Let’s say you have a stream of elements of unbounded size. You know that one element appears a majority of the time. Can you find that majority element in a single scan using constant memory? There’s an interesting algorithm to do this called the Boyer–Moore majority vote algorithm.

The paper describes the idea behind the algorithm using the analogy of a convention center filled with delegates for a number of political candidates. We imagine that “voting” happens like this: delegates can knock each other down to cancel out the vote of another delegate, however the knocker also gets knocked down too. The candidate with the last delegate(s) standing wins. If there is a candidate with a majority of delegates, you can guarantee that that candidate will win this kind of competition. Even if every other candidate’s delegates teamed up to knock down the delegates of the candidate with the majority, there wouldn’t be enough.

It then proceeds to develop a sequential algorithm that simulates this voting scheme.
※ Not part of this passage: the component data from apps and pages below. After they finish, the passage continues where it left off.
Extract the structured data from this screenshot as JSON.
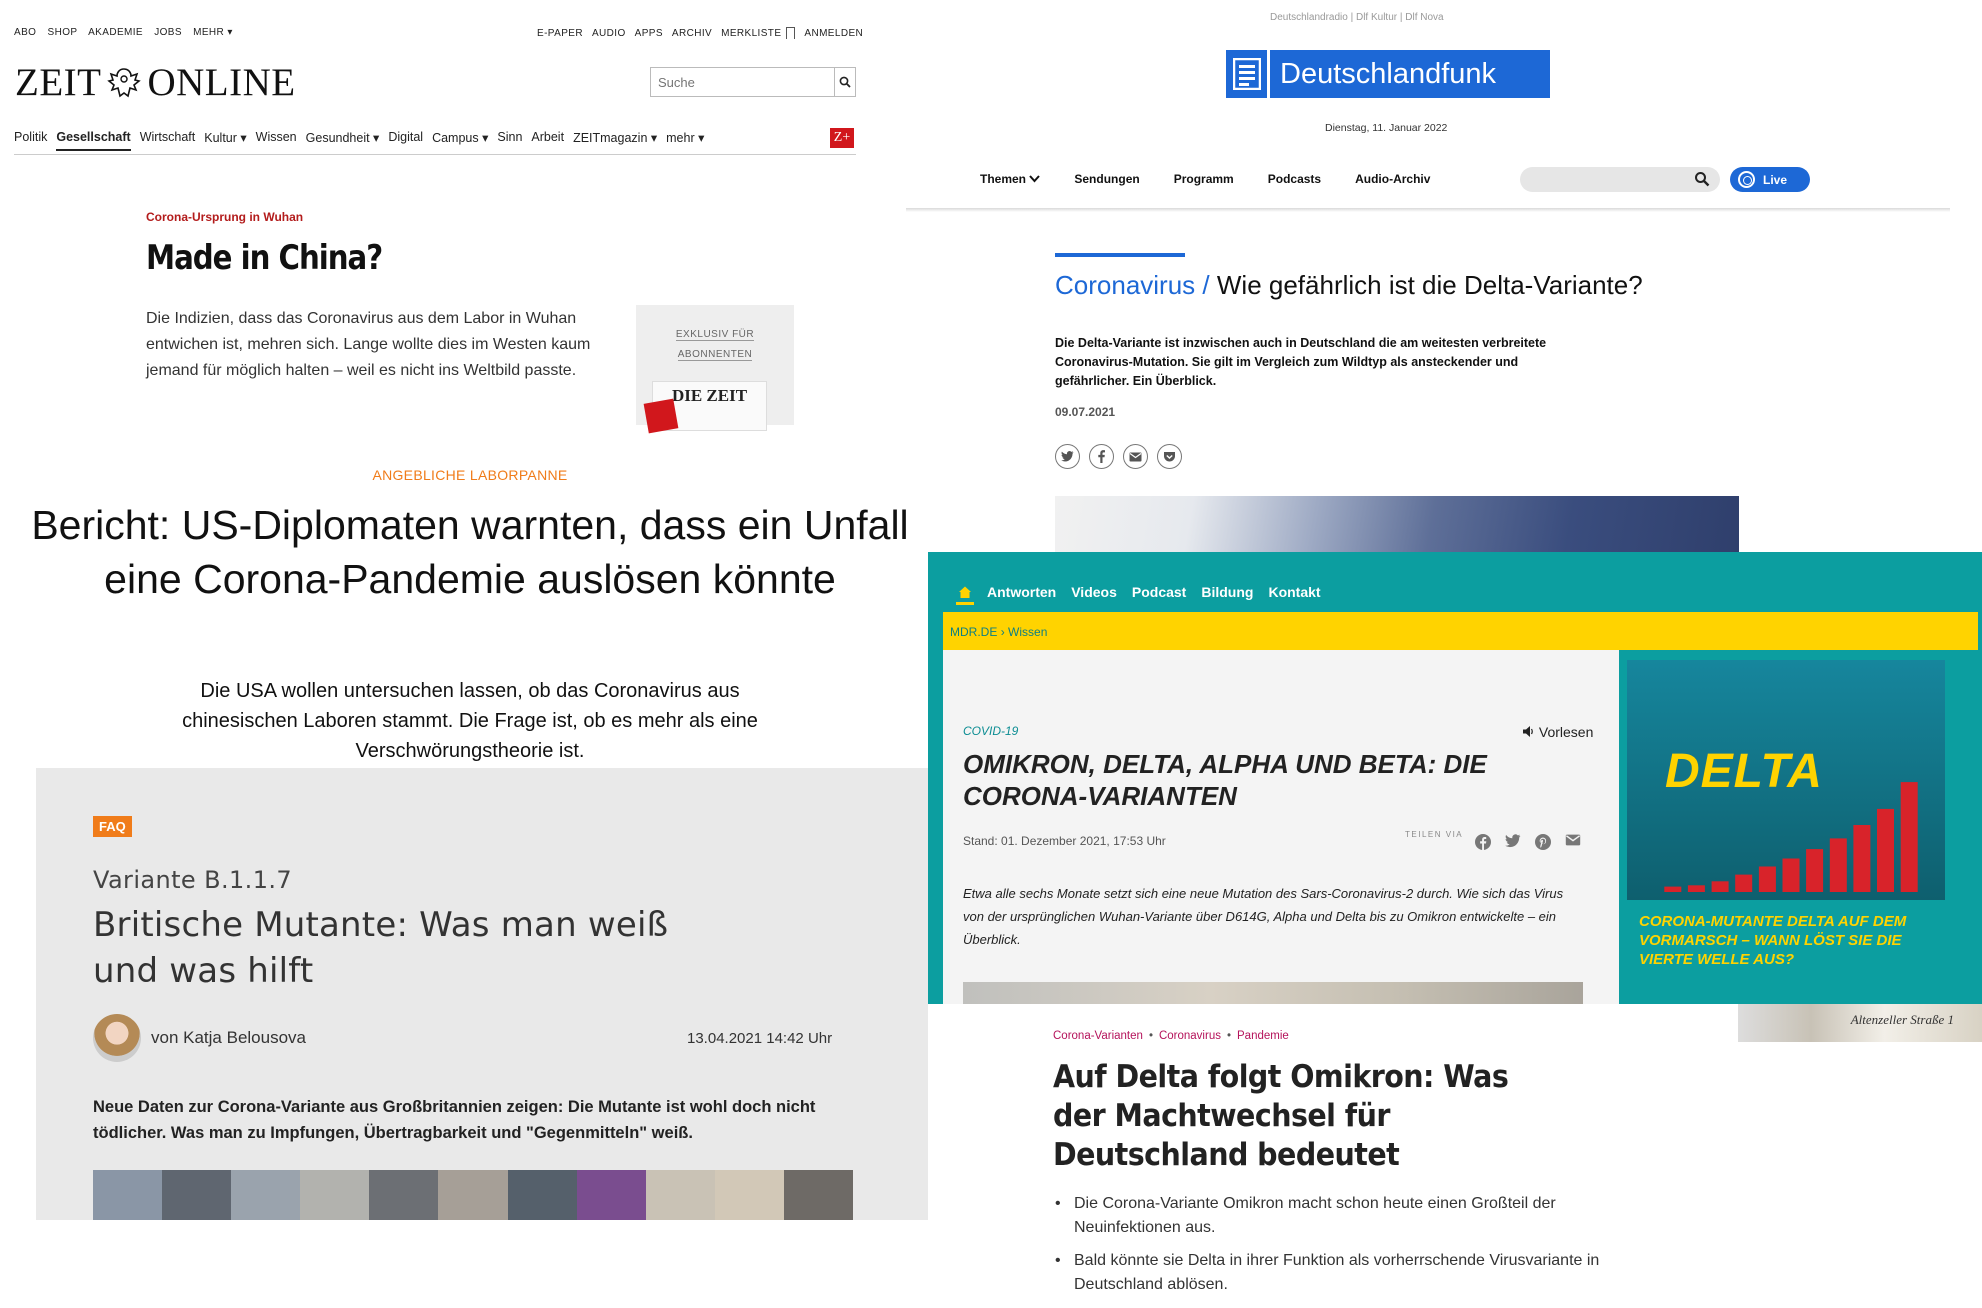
{
  "zeit": {
    "top_nav": [
      "ABO",
      "SHOP",
      "AKADEMIE",
      "JOBS",
      "MEHR ▾"
    ],
    "top_nav_right": [
      "E-PAPER",
      "AUDIO",
      "APPS",
      "ARCHIV",
      "MERKLISTE",
      "ANMELDEN"
    ],
    "logo_left": "ZEIT",
    "logo_right": "ONLINE",
    "search_placeholder": "Suche",
    "main_nav": [
      "Politik",
      "Gesellschaft",
      "Wirtschaft",
      "Kultur ▾",
      "Wissen",
      "Gesundheit ▾",
      "Digital",
      "Campus ▾",
      "Sinn",
      "Arbeit",
      "ZEITmagazin ▾",
      "mehr ▾"
    ],
    "active_nav": "Gesellschaft",
    "zplus": "Z+",
    "kicker": "Corona-Ursprung in Wuhan",
    "title": "Made in China?",
    "teaser": "Die Indizien, dass das Coronavirus aus dem Labor in Wuhan entwichen ist, mehren sich. Lange wollte dies im Westen kaum jemand für möglich halten – weil es nicht ins Weltbild passte.",
    "promo_line1": "EXKLUSIV FÜR",
    "promo_line2": "ABONNENTEN",
    "promo_paper": "DIE ZEIT"
  },
  "dlf": {
    "subbrands": "Deutschlandradio | Dlf Kultur | Dlf Nova",
    "brand": "Deutschlandfunk",
    "date": "Dienstag, 11. Januar 2022",
    "nav": [
      "Themen",
      "Sendungen",
      "Programm",
      "Podcasts",
      "Audio-Archiv"
    ],
    "live": "Live",
    "category": "Coronavirus",
    "separator": "/",
    "headline": "Wie gefährlich ist die Delta-Variante?",
    "lead": "Die Delta-Variante ist inzwischen auch in Deutschland die am weitesten verbreitete Coronavirus-Mutation. Sie gilt im Vergleich zum Wildtyp als ansteckender und gefährlicher. Ein Überblick.",
    "pub_date": "09.07.2021",
    "share_icons": [
      "twitter-icon",
      "facebook-icon",
      "mail-icon",
      "pocket-icon"
    ]
  },
  "correctiv": {
    "kicker": "ANGEBLICHE LABORPANNE",
    "title": "Bericht: US-Diplomaten warnten, dass ein Unfall eine Corona-Pandemie auslösen könnte",
    "subtitle": "Die USA wollen untersuchen lassen, ob das Coronavirus aus chinesischen Laboren stammt. Die Frage ist, ob es mehr als eine Verschwörungstheorie ist."
  },
  "faq": {
    "badge": "FAQ",
    "overline": "Variante B.1.1.7",
    "title": "Britische Mutante: Was man weiß und was hilft",
    "author": "von Katja Belousova",
    "date": "13.04.2021 14:42 Uhr",
    "lead": "Neue Daten zur Corona-Variante aus Großbritannien zeigen: Die Mutante ist wohl doch nicht tödlicher. Was man zu Impfungen, Übertragbarkeit und \"Gegenmitteln\" weiß.",
    "strip_colors": [
      "#8a96a6",
      "#5f6670",
      "#9aa3ad",
      "#b2b2ae",
      "#6c6f74",
      "#a69f97",
      "#55606b",
      "#7a4d8f",
      "#c9c2b5",
      "#d2c8b7",
      "#6e6a66"
    ]
  },
  "mdr": {
    "nav": [
      "Antworten",
      "Videos",
      "Podcast",
      "Bildung",
      "Kontakt"
    ],
    "breadcrumb_home": "MDR.DE",
    "breadcrumb_sep": "›",
    "breadcrumb_section": "Wissen",
    "tag": "COVID-19",
    "listen": "Vorlesen",
    "title": "OMIKRON, DELTA, ALPHA UND BETA: DIE CORONA-VARIANTEN",
    "stand": "Stand:  01. Dezember 2021,   17:53 Uhr",
    "share_label": "TEILEN VIA",
    "lead": "Etwa alle sechs Monate setzt sich eine neue Mutation des Sars-Coronavirus-2 durch. Wie sich das Virus von der ursprünglichen Wuhan-Variante über D614G, Alpha und Delta bis zu Omikron entwickelte – ein Überblick.",
    "card_image_title": "DELTA",
    "card_bars": [
      0.04,
      0.05,
      0.08,
      0.13,
      0.19,
      0.25,
      0.32,
      0.4,
      0.5,
      0.62,
      0.82
    ],
    "card_caption": "CORONA-MUTANTE DELTA AUF DEM VORMARSCH – WANN LÖST SIE DIE VIERTE WELLE AUS?",
    "accent_teal": "#0c9ea0",
    "accent_yellow": "#ffd300"
  },
  "bottom": {
    "tags": [
      "Corona-Varianten",
      "Coronavirus",
      "Pandemie"
    ],
    "tag_sep": "•",
    "street_sign": "Altenzeller Straße 1",
    "title": "Auf Delta folgt Omikron: Was der Machtwechsel für Deutschland bedeutet",
    "bullets": [
      "Die Corona-Variante Omikron macht schon heute einen Großteil der Neuinfektionen aus.",
      "Bald könnte sie Delta in ihrer Funktion als vorherrschende Virusvariante in Deutschland ablösen."
    ]
  }
}
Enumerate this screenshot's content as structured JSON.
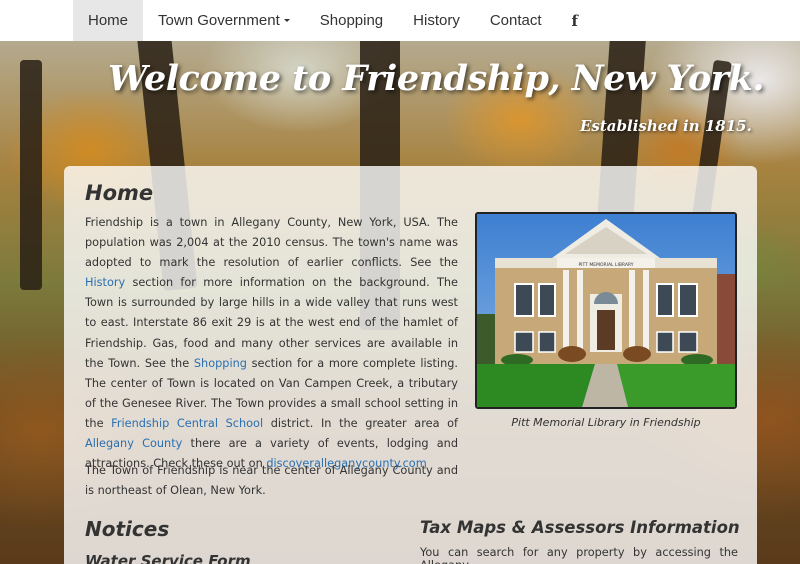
{
  "navbar": {
    "items": [
      {
        "label": "Home",
        "active": true
      },
      {
        "label": "Town Government",
        "dropdown": true
      },
      {
        "label": "Shopping"
      },
      {
        "label": "History"
      },
      {
        "label": "Contact"
      }
    ],
    "facebook_glyph": "f",
    "facebook_icon": "facebook-icon"
  },
  "hero": {
    "title": "Welcome to Friendship, New York.",
    "subtitle": "Established in 1815."
  },
  "home": {
    "heading": "Home",
    "p1": {
      "t1": "Friendship is a town in Allegany County, New York, USA. The population was 2,004 at the 2010 census. The town's name was adopted to mark the resolution of earlier conflicts. See the ",
      "link_history": "History",
      "t2": " section for more information on the background. The Town is surrounded by large hills in a wide valley that runs west to east. Interstate 86 exit 29 is at the west end of the hamlet of Friendship. Gas, food and many other services are available in the Town. See the ",
      "link_shopping": "Shopping",
      "t3": " section for a more complete listing. The center of Town is located on Van Campen Creek, a tributary of the Genesee River. The Town provides a small school setting in the ",
      "link_school": "Friendship Central School",
      "t4": " district. In the greater area of ",
      "link_allegany": "Allegany County",
      "t5": " there are a variety of events, lodging and attractions. Check these out on ",
      "link_discover": "discoveralleganycounty.com"
    },
    "p2": "The Town of Friendship is near the center of Allegany County and is northeast of Olean, New York.",
    "photo_sign": "PITT MEMORIAL LIBRARY",
    "photo_caption": "Pitt Memorial Library in Friendship"
  },
  "notices": {
    "heading": "Notices",
    "subheading": "Water Service Form"
  },
  "tax": {
    "heading": "Tax Maps & Assessors Information",
    "text": "You can search for any property by accessing the Allegany"
  },
  "colors": {
    "link": "#2a6fb0",
    "nav_active_bg": "#e7e7e7",
    "text": "#333333"
  }
}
You keep two variables, K and CAND. Initialize K to 0. Then visit each delegate in turn. When K is 0, set CAND to the current delegate and increment K. When K is greater than 1, then increment K by 1 if the current delegate is equal to CAND, and decrement K by 1 if not.

In this way, you are able to pair each delegate for every candidate but one with a delegate for another candidate that you previously saw: the delegate that causes you to increment K gets paired with the delegate that causes you to decrement K later. If K is greater than 1 after processing the last delegate, then there are K unpaired delegates for CAND. This algorithm takes advantage of the fact that while performing this process, if there is ever a prefix of the sequence where exactly half of the delegates are for one candidate, and the other half is for other candidates, then you can chop off this prefix and the solution to the overall problem will remain the same. Therefore, the K unpaired delegates for CAND indicates that only CAND can possibly have a majority, if there is one.

If you’re performing this algorithm on a stream of data and you’re unsure whether it has a majority, you can use this algorithm to come up with a candidate for the majority. At the end, you can scan through the stream again counting both the candidate elements and total elements. If the candidate elements are a majority, you have your solution. If not, there is no majority. All this can be done in in O(n) time and O(1) memory for a stream of unbounded size.